Pooled analysis of week 08/2013 data, based on 15 countries or regions, showed similar excess mortality patterns to last week’s: all-cause mortality among people aged 65 and older was around 3 z-scores above the baseline in weeks 01–03, and has been around 4 z-scores since week 04/2013. No excess mortality in younger age groups has been detected so far this season. Results of pooled analysis may vary, depending on which countries are included in the weekly analysis.
Individual country analysis showed a diverse temporal pattern of all-cause mortality in people aged ≥65 years. While mortality increases to around 3 z-scores above the baseline were seen at the end of 2012 in some countries (Denmark, Ireland, Sweden and the United Kingdom (England and Scotland)), these increases started later in others (France, the Netherlands).
In some countries (Belgium, Finland and Switzerland) mortality increased only moderately (around 2 z scores above the baseline), while others (Germany (Berlin, Hesse), Hungary, Portugal and Spain) have not yet had any mortality increases.
The highest and longest sustained excess mortality was seen in Denmark, where influenza activity was dominated by A(H3N2) circulation (excess mortality from week 51/2012 to week 06/2013, with peak values of 7 z-scores in week 01 and 5 z-scores in week 05).
The diverse mortality pattern may be explained by the pattern of influenza activity this season in Europe, but other factors, such as extreme cold, may have played a role. For more information about the EUROMOMO mortality monitoring system please click here).
Description of influenza surveillance
Most of the 53 Member States of the WHO European Region monitor influenza activity through surveillance of ILI and/or ARI in primary care clinics, with some countries also conducting hospital-based surveillance for severe disease. Surveillance data in the Region are collected from sentinel and non-sentinel systems. Sentinel data come from a network of designated clinicians who routinely and systematically collect respiratory specimens from ILI, ARI or SARI cases according to standard case definitions. Non-sentinel data come from a variety of other sources, including community outbreaks, general practitioners and hospitals that are not part of the sentinel surveillance system for influenza and may not use a standard case definition for ILI, ARI or SARI. The EuroFlu bulletin collates and interprets epidemiological and virological data from the different surveillance systems in the Region, to provide information on the timing of the influenza season, the spread of influenza, the prevalence and characteristics of circulating influenza viruses according to influenza type and subtype (A(H3N2) and A(H1N1)pdm09) or lineage (B/Victoria of B/Yamagata), and severity.
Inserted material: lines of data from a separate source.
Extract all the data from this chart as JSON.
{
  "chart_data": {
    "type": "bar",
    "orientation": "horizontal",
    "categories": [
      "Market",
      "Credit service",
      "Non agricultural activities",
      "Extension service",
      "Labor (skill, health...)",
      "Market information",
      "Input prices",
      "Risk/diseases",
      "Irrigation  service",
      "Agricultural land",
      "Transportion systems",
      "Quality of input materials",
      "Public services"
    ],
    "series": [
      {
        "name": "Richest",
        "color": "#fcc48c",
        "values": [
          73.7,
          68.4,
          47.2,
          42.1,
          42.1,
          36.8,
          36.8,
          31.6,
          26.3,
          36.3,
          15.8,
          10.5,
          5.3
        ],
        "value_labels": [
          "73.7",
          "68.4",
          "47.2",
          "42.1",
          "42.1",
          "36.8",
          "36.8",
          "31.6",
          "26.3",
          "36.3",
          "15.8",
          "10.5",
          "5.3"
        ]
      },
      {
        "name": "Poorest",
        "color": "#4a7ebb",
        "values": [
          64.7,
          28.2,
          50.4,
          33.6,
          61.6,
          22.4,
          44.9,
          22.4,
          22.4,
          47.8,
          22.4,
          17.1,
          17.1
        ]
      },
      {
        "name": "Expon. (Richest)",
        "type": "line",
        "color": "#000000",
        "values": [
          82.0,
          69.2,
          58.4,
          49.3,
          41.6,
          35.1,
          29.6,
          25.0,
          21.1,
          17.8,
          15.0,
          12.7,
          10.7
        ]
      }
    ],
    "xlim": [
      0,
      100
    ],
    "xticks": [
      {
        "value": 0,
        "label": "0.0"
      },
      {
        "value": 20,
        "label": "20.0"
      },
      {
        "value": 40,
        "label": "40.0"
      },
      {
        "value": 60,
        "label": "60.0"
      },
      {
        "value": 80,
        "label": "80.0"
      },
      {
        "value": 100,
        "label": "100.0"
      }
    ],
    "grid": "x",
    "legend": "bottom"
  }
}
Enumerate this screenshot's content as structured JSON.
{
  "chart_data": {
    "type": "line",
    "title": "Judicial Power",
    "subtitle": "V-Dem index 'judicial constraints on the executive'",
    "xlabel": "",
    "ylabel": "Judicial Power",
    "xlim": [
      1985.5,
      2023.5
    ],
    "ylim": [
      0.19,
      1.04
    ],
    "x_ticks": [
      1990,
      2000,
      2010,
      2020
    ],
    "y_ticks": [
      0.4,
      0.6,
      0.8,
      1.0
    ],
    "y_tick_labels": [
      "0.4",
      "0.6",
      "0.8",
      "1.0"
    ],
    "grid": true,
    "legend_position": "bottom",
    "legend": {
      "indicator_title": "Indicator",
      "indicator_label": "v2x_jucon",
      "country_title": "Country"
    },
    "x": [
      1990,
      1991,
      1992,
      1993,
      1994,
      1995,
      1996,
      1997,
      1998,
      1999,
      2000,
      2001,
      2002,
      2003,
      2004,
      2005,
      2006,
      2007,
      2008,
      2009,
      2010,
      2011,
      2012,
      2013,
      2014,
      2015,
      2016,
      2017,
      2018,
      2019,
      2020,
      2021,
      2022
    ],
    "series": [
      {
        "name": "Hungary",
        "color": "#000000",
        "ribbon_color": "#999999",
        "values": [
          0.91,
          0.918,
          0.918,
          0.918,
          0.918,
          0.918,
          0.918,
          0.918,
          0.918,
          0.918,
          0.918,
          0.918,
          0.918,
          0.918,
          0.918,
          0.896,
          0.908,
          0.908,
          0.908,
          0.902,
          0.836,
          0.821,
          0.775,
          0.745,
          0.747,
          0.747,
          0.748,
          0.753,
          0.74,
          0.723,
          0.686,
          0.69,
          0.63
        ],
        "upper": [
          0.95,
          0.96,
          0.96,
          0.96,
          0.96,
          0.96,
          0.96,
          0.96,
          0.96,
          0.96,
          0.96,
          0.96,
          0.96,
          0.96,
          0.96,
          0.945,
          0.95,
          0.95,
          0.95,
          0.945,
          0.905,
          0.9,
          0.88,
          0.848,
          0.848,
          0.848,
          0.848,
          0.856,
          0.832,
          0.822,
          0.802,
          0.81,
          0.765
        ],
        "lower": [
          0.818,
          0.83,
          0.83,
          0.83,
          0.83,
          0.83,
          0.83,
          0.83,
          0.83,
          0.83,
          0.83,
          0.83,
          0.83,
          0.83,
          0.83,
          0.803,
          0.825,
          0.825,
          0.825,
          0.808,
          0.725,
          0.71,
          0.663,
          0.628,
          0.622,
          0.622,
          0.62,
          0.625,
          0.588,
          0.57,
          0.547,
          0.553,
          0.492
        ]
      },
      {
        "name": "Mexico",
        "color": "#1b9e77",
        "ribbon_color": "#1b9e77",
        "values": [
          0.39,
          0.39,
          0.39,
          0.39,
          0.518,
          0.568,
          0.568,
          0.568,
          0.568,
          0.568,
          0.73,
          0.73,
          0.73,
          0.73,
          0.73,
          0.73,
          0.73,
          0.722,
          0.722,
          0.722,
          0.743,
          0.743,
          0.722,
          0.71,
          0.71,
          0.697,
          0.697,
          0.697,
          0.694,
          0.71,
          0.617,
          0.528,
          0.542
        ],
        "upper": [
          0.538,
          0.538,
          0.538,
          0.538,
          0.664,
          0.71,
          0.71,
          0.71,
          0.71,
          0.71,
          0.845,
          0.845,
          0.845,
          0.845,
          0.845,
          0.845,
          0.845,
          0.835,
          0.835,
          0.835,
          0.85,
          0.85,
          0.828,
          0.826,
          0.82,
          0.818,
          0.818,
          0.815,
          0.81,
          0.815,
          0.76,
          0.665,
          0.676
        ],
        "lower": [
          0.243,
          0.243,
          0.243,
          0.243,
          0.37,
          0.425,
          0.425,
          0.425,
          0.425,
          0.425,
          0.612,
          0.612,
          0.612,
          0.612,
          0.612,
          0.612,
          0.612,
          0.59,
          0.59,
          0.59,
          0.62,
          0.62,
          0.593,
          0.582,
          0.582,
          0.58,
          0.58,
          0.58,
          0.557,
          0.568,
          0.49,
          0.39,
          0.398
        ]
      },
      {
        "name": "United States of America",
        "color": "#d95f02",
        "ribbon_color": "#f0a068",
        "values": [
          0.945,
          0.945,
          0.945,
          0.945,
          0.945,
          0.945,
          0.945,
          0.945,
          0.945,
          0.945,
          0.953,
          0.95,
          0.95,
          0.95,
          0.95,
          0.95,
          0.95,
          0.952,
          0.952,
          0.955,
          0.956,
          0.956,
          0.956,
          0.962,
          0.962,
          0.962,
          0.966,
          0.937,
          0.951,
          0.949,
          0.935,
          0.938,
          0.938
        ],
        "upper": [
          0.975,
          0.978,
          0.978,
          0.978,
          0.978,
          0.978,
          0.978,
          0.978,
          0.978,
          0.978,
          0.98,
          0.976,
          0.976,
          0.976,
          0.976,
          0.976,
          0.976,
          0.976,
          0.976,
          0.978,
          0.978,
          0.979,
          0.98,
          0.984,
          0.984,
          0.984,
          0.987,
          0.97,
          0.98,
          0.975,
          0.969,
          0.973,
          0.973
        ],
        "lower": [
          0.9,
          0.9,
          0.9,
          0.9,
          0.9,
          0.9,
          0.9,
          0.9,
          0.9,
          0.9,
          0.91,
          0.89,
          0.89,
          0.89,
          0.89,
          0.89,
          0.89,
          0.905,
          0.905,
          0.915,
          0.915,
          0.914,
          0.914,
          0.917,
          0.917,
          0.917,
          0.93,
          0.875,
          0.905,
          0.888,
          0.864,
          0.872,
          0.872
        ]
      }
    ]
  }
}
In addition, influenza viruses are assessed each season for their antigenic and genetic characteristics, to determine the extent of their antigenic and genetic similarity to the viruses included in the seasonal influenza vaccine and the prevalence of mutations that affect pathogenicity or are associated with reduced susceptibility to antiviral drugs.
Country comments (where available)
Republic of Moldova: This week 57 samples were tested for Influenza viruses, of which 18 were positive for RNA influenza virus A(H1N1)pdm09; 3 samples, positive for RNA influenza virus A(H3N2); and 10, for RNA influenza virus type B.